Makine Halüsinasyonu : ISS Rüyası
Refik Anadol Studio’nun çalışmaları verilere dayanan fakat yoruma açık bir dizi hipnotize edici ve soyut metaforu su yüzüne çıkararak sadece rüyalara ve halüsinasyonlara gönderme yapmaz; bize bir makinenin insan zihninin bilinçaltı süreçlerini taklit edebilmesi durumunda ne olacağı hakkında fikir vermeyi de hedefler. Harvard Üniversitesi’ndeki Berkman İnternet ve Toplum Merkezi’nin kurucularından Jonathan Zittrain yakın zaman önce verdiği bir demeçte internet mimarisini bir arada tutan bir merkez olmadığından ve tüm dijital aktivitelerin ‘muazzam bir kolektif halüsinasyon’a dayandığından bahseder. Serginin üçüncü katındaki “Makine Halüsinasyonları” başlıklı eserler Refik Anadol Studio’nun yaklaşık beş yıldır sürdürdüğü yapay zeka ve bilinç araştırmalarını uzay verilerine uygularken aynı zamanda dijital çağın yarattığı kolektif makine halüsinasyonlarını da kamusal veri ve kamusal sanat pratiği kavramları üzerinden sorgulamaya açar.
2016 yılından bu yana makine zekasını insan bilincinin iş birlikçisi olarak kullanan Anadol, geniş veri kümeleri üzerinde eğitilmiş DCGAN, PCGAN ve StyleGAN algoritmaları ile gerçeklerin gözle görülmeyen katmanlarını ve bağıntılarını ortaya çıkarmayı hedefler. Bu algoritmalar sayesinde sınıflanan ve makineye öğretilen veri kümeleri daha sonra parçası oldukları veri evreninin kavramsal bağlamını daha iyi anlamak için tematik kategoriler olarak kümelenir. Bu sürekli genişleyen veri evreni, yalnızca uzay görsellerinin enterpolasyonunu ve sentezini temsil etmekle kalmaz, aynı zamanda halüsinasyonların sanatsal yaratıcılığın merkezinde olduğu gizli bir kozmos haline gelir. Makine tarafından yaratılan halüsinasyonlar izleyiciyi kainatın görünmez katmanlarına yaklaştırır ve aynı anda hem dünyaya hem çevreye, hem de evrene aidiyet duygusunu tetikleyebilecek görseller içerir.
//
Machine Hallucination : ISS Dreams
The works of Refik Anadol Studio allude to dreams and hallucinations by visualizing a series of hypnotic and abstract metaphors that are open to interpretation. They show us the possibility of what could happen if a machine becomes able to emulate the human mind’s subconscious processes. This work is part of the Hallucinations series that offers a visualization of celestial structures through the mind of a machine. For the dataset, RAS uses photographic archives of approximately 900,000 images of deep-space objects such as galaxies and nebulae taken by the Hubble telescope, which was launched in 1990 and then retrofitted to allow high-resolution images in the 2000s.
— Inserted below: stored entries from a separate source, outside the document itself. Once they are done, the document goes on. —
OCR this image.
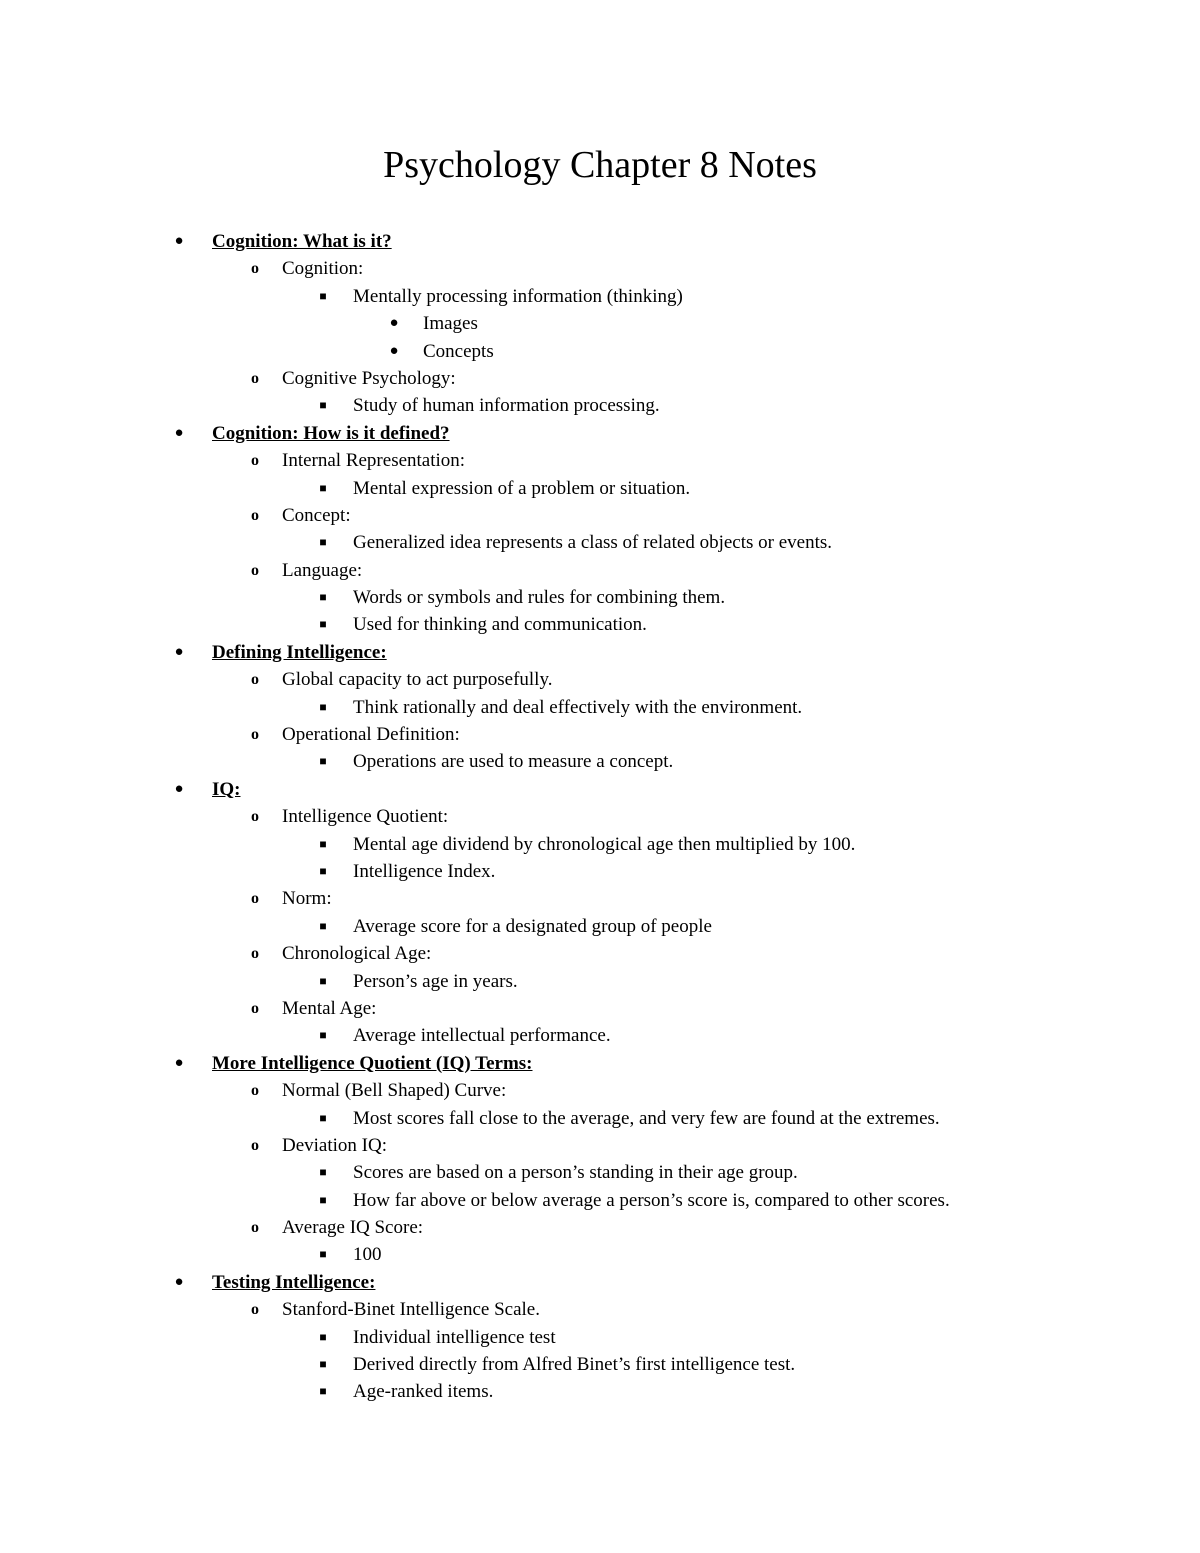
Psychology Chapter 8 Notes
●	Cognition: What is it?
o	Cognition:
■	Mentally processing information (thinking)
●	Images
●	Concepts
o	Cognitive Psychology:
■	Study of human information processing.
●	Cognition: How is it defined?
o	Internal Representation:
■	Mental expression of a problem or situation.
o	Concept:
■	Generalized idea represents a class of related objects or events.
o	Language:
■	Words or symbols and rules for combining them.
■	Used for thinking and communication.
●	Defining Intelligence:
o	Global capacity to act purposefully.
■	Think rationally and deal effectively with the environment.
o	Operational Definition:
■	Operations are used to measure a concept.
●	IQ:
o	Intelligence Quotient:
■	Mental age dividend by chronological age then multiplied by 100.
■	Intelligence Index.
o	Norm:
■	Average score for a designated group of people
o	Chronological Age:
■	Person’s age in years.
o	Mental Age:
■	Average intellectual performance.
●	More Intelligence Quotient (IQ) Terms:
o	Normal (Bell Shaped) Curve:
■	Most scores fall close to the average, and very few are found at the extremes.
o	Deviation IQ:
■	Scores are based on a person’s standing in their age group.
■	How far above or below average a person’s score is, compared to other scores.
o	Average IQ Score:
■	100
●	Testing Intelligence:
o	Stanford-Binet Intelligence Scale.
■	Individual intelligence test
■	Derived directly from Alfred Binet’s first intelligence test.
■	Age-ranked items.
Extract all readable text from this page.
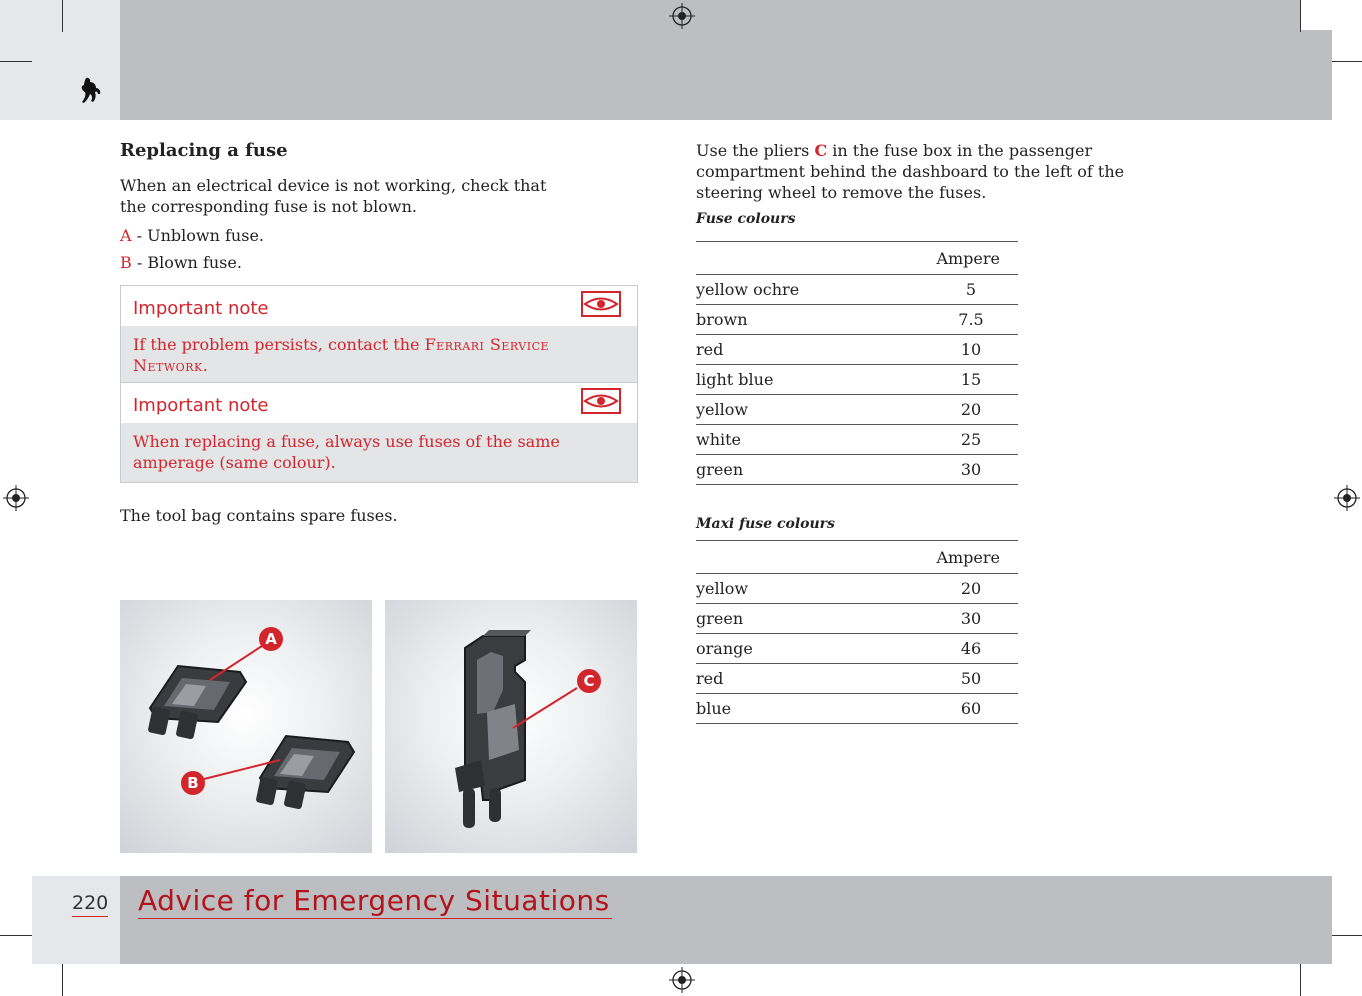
Replacing a fuse
When an electrical device is not working, check that the corresponding fuse is not blown.
A - Unblown fuse.
B - Blown fuse.
Important note
If the problem persists, contact the Ferrari Service Network.
Important note
When replacing a fuse, always use fuses of the same amperage (same colour).
The tool bag contains spare fuses.
A
B
C
Use the pliers C in the fuse box in the passenger compartment behind the dashboard to the left of the steering wheel to remove the fuses.
Fuse colours
Ampere	
yellow ochre	5
brown	7.5
red	10
light blue	15
yellow	20
white	25
green	30
Maxi fuse colours
Ampere	
yellow	20
green	30
orange	46
red	50
blue	60
220 Advice for Emergency Situations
Jonathan Zittrain, the co-founder of Harvard’s Berkman Center for Internet and Society, recently suggested that “internet architecture” lacked a definable center and instead relied on “an extraordinary collective hallucination.” While expanding the AI and consciousness research that Refik Anadol Studio has been conducting for over two years using space data, Hallucinations also displays real and virtual collective experiences generated by the digital age through the concepts of public data and public art. In this iteration, RAS invites the audience to reflect on these ideas by viewing how the machine intelligence hallucinates after “seeing” millions of space images taken by the ISS telescope.
MRO Dreams is a unique latent walk through the machine’s Mars data universe as it constantly generates hallucinatory landscapes of Mars. The ever-expanding data universe of hallucinations not only represents the interpolation and synthesis of photographic Mars archives, but also becomes a latent cosmos in which dreams are the main currency of artistic creativity. Such machine-generated hallucinations allude to a connection with this cosmos of unimaginable vastness and include visuals that trigger a sense of belonging to the Earth and to our immediate environments.